Pita Biru Itu...


Pita Biru Itu...

Ada seorang gadis yang selalu mengenakan pita biru pada lehernya, tak peduli siang maupun malam, cocok ataupun tidak dengan pakaiannya, ia selalu mengenakan pita biru tersebut. Gadis itu bernama Jingga.

Ia memiliki teman akrab sejak kecil, ia bernama Hendra. Hendra hampir tak pernah melihat Jingga tanpa pita biru di lehernya.

Berkali-kali Hendra bertanya, berkali-kali pula Jingga menolak memberitahunya.

Waktupun telah berlalu, Hendra akhirnya melamar Jingga, lalu menikahinya.

Di hari pernikahannya itu Hendra kembali bertanya lagi pada istrinya yang cantik jelita itu, tentang pita biru di lehernya.
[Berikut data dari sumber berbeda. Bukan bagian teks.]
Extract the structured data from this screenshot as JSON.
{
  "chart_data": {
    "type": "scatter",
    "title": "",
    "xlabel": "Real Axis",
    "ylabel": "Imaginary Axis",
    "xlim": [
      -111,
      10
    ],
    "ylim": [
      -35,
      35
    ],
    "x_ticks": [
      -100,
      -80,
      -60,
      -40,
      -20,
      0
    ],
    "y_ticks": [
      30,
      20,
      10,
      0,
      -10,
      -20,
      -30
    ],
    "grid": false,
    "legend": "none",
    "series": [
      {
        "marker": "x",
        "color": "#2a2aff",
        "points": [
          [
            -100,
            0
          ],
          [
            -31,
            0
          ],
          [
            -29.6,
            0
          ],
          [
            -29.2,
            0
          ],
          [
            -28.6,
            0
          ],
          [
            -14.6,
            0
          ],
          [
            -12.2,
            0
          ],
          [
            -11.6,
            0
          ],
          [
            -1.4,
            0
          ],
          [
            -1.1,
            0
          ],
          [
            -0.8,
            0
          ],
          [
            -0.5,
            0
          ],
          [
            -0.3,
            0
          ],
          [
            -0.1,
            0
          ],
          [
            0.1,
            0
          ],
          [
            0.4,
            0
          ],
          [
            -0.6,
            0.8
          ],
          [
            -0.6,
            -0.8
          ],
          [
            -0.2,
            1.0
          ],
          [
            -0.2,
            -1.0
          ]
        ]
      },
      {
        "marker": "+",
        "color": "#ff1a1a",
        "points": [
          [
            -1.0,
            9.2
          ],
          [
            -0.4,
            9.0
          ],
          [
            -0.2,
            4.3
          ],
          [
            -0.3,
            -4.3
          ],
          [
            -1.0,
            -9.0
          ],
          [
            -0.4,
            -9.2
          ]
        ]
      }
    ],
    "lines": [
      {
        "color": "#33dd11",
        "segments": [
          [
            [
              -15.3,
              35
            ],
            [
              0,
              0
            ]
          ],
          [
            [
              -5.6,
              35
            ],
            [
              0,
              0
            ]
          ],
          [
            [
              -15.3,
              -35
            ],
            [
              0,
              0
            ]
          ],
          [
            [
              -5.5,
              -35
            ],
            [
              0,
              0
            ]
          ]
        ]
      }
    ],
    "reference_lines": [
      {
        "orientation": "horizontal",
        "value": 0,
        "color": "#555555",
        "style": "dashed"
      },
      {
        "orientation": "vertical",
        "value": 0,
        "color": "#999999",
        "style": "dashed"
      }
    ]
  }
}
Sang istri terdiam sejenak, lalu dengan berlinang airmata ia menjawab:

"Kita sudah berbahagia selama ini, apakah ada bedanya..?"

Hendra berhenti bertanya semenjak saat itu.

Tahun demi tahun berlalu. Mereka berkeluarga dengan bahagia, dan di karuniai dua anak. Hingga pada suatu hari di hari ulang tahun pernikahannya, Hendra kembali bertanya lagi tentang pita biru di leher istrinya.

Sang istri lalu menjawab, "Engkau selama ini sudah bersabar. Bersabarlah sebentar lagi."

Hendra pun lalu mengiyakannya.

Akhirnya pada suatu ketika, sang istri jatuh sakit. Saat merawat istrinya, Hendra kembali menanyakan tentang pita biru itu. Sang istri lalu tersenyum dan berkata, "Baiklah, kau boleh melepas pita itu sekarang."

Dengan hati yang berdebar-debar dan perlahan-lahan, Hendra melepaskan pita biru di leher istri tercinta.

Dan bersamaan dengan jatuhnya pita biru itu ke lantai, kepala sang istri pun ikut menggelinding jatuh. Hendra kaget dan takut bukan kepalang. Sayup-sayup keluar suara dari mulut sang istri, yang kepalanya sudah tak lagi menyatu lagi pada badannya, "Inilah rahasiaku suamiku, aku menutupinya agar aku punya kesempatan untuk merasakan indahnya dunia ini, dimana hal itu tidak ada di duniaku. Karena rasa cintaku padamu, maka aku biarkan dirimu mengetahuinya. Aku tidak tega melihatmu selalu bertanya, gelisah, dan penasaran atas pita biru itu. Jika saja engkau mau terus bersabar dan tak mempermasalahkan pita biru itu, pasti saat ini aku masih bersama dirimu dan anak-anak kita. Selamat tinggal suamiku, terima kasih atas kebahagiaan yang telah kamu berikan padaku selama ini. Maafkan aku yang harus pergi dengan cara ini. Aku mencintaimu dan anak-anak..."

Setelah itu suasana menjadi hening, tubuh Jingga pun kaku dan dingin. Jingga pergi meninggalkan Hendra dan kedua buah hati mereka untuk selama-lamanya.

Hendra pun menyesal, kenapa dia tidak bisa bersabar lebih lama lagi, mengapa dia mempermasalahkan pita biru dileher istrinya. Selama ini Jingga sudah menjadi istri dan ibu yang baik, tidak ada kekurangannya. Jika saja ia tetap bersabar dan tak bertanya, pasti istrinya saat ini masih tetap bersamanya.

Sepeninggal Jingga, Hendra pun hidup sendiri bersama kedua anaknya. Dia pun berjanji tidak akan mengumbar rasa ingin tahunya seperti dulu lagi. Kebenaran pasti akan terungkap pada waktunya, tanpa perlu terus dipertanyakan.

“Waktu adalah nafas yang tidak mungkin akan kembali.”